Sizin “geçiş” yapmanıza iznim yoktur. Bütün köklerinizi göklerden çekip çıkarın, yaşamın ışığını yakın, doğanın kültü olun ama doğanın kübrasında “kelam” olamayacağınızı bilin.

Çorba pişmiştir. Doğanın kervanıdır o çoraba… ama levhi kalemde insan yoksa, o çorbaya yaşamı koymamın anlamı yoktur.

Öz görevim “insanlık”tır. Çorba, insan ve biz o insanın “mutlak olan yaşam”ıyız.

Sahrada insana “geç” dedim. Oğullarıma “gerçek insanlık”ı dilledim. Ben dünyaya Muhammi Kapılar’ın kübra olan kelamını da dilletim de örtüleri açmadığınızı görüyorum.

Kuran İnsan, ağır yük taşımaz. Taşıtmam da… ama ona kelam verenin kendi yolunu kaybettiği bir güç kaydında insana, ben “doğanın kulluğu”nu da vermem.

Ağırı hafifletmeye geldim. Umutlarımı tüketmedim. “Mutlak olan insanlık”ı kayıtladım. İtibarı kodlattım. Düzen’i kurdum. Çağırdığınız her yerde varım. Bunu iyi bilin… Ama çarıklarınızı çıkarmadığınız sürece, bu çalışmaya dahil olmanıza izin veremem.

Karşı karşıya kalınan tek bir kükreyiş ışıması…hepinizde bu ışıma gerçekleşti. Peki, neden oldu? Bunu hiç anlamadınız. Kükreyiş, “ilmin kalemi”nin kükremesidir. Bunu anlayacak gücünüz olsaydı, mutlaka anlayacaktınız.

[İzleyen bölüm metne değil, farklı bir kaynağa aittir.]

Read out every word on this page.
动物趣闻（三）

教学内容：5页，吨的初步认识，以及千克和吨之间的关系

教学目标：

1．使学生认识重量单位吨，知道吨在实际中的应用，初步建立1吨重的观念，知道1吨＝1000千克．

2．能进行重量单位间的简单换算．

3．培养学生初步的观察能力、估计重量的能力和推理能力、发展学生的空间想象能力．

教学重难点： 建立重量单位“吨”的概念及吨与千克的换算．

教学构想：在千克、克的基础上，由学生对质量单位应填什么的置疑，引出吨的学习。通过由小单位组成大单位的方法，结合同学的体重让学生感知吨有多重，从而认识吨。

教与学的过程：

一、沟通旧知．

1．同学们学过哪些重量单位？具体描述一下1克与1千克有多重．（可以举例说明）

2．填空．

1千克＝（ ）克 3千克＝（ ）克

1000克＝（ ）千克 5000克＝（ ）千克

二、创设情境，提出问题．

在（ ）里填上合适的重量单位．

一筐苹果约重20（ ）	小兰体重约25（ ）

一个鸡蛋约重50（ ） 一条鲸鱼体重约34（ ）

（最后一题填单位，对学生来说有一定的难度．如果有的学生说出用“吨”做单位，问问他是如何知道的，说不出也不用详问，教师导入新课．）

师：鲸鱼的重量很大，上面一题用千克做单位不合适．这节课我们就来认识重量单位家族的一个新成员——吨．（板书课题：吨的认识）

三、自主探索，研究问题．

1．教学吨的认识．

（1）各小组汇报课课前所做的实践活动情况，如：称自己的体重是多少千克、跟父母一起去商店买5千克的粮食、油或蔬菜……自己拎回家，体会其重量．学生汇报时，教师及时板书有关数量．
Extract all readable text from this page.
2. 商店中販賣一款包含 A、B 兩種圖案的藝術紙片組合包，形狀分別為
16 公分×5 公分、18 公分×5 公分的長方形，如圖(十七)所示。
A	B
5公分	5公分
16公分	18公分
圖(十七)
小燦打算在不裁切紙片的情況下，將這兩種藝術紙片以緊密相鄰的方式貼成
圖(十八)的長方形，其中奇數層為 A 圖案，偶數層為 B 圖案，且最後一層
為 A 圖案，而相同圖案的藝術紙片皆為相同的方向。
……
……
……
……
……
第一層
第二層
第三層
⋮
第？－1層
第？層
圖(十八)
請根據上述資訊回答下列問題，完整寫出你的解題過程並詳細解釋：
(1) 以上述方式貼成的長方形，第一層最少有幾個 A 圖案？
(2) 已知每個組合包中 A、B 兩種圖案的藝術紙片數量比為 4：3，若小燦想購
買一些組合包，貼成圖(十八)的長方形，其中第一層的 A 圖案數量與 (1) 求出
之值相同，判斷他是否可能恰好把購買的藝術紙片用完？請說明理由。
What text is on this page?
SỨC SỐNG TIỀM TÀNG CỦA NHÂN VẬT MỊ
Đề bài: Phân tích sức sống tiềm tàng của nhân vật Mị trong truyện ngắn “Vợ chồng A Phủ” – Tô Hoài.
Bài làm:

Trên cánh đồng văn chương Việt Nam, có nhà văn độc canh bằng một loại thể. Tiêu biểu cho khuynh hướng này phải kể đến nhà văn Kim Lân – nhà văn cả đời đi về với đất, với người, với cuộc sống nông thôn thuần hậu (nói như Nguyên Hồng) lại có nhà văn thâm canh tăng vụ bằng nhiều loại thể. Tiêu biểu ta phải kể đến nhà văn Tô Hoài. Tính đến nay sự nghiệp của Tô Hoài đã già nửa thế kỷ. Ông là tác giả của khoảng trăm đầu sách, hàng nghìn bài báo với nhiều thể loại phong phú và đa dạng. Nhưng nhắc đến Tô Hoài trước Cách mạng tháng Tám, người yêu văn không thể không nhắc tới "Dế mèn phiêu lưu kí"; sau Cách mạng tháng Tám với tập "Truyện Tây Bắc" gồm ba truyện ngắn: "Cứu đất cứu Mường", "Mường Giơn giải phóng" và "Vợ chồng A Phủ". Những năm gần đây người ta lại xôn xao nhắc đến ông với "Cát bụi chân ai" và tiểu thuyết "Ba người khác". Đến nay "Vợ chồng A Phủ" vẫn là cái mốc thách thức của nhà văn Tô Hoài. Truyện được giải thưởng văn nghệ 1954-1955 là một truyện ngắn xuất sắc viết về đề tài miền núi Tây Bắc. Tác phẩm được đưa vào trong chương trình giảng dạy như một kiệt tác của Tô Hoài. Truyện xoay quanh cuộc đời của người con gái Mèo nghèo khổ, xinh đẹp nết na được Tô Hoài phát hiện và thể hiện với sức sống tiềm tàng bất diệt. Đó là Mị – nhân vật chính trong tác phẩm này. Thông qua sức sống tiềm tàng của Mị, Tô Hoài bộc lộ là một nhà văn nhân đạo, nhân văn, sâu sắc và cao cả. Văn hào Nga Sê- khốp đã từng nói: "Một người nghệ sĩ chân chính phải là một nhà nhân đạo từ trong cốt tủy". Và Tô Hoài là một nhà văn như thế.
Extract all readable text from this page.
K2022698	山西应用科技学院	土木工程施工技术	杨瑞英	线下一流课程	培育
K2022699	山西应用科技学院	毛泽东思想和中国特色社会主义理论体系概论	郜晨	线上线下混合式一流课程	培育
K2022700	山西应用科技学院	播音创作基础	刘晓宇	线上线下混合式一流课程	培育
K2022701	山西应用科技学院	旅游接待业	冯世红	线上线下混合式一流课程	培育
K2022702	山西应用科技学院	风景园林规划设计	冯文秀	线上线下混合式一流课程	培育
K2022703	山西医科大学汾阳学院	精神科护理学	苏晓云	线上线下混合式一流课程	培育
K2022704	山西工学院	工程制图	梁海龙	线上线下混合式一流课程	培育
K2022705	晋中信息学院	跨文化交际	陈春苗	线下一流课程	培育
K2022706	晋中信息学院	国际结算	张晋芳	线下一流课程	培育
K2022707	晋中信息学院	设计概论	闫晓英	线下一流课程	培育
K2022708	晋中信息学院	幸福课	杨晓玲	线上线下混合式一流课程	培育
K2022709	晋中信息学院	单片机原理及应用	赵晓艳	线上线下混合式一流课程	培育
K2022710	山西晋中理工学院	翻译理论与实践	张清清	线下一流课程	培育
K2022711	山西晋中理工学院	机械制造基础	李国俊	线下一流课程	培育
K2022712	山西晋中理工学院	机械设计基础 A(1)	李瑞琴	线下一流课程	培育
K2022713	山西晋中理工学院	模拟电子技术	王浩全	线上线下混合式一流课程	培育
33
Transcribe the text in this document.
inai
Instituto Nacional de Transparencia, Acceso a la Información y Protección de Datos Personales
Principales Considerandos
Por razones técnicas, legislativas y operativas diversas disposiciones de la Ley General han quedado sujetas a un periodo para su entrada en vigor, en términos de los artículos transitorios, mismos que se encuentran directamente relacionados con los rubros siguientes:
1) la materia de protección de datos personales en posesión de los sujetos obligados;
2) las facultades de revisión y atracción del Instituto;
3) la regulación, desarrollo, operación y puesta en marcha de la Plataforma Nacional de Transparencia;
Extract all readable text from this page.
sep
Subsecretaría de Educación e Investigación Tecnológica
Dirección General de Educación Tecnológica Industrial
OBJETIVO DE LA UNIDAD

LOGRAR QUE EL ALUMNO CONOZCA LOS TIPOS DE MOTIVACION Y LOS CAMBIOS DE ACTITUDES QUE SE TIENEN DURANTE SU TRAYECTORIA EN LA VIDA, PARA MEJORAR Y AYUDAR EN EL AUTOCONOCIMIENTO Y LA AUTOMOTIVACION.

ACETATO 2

Ran Kapısı’nın açılmasıyla birlikte, herkes o kapıya hücum etti, görüyorum ama o kapı hepinizin yoğunluğunda tohumlarını kodlayamayanların ilminde, mutlak olanların işçiliğinde açılmadı. Herkesle açılmadı. Herkesin kontrollü kayıtlarıyla açıldı… Bunları iyi anlayın.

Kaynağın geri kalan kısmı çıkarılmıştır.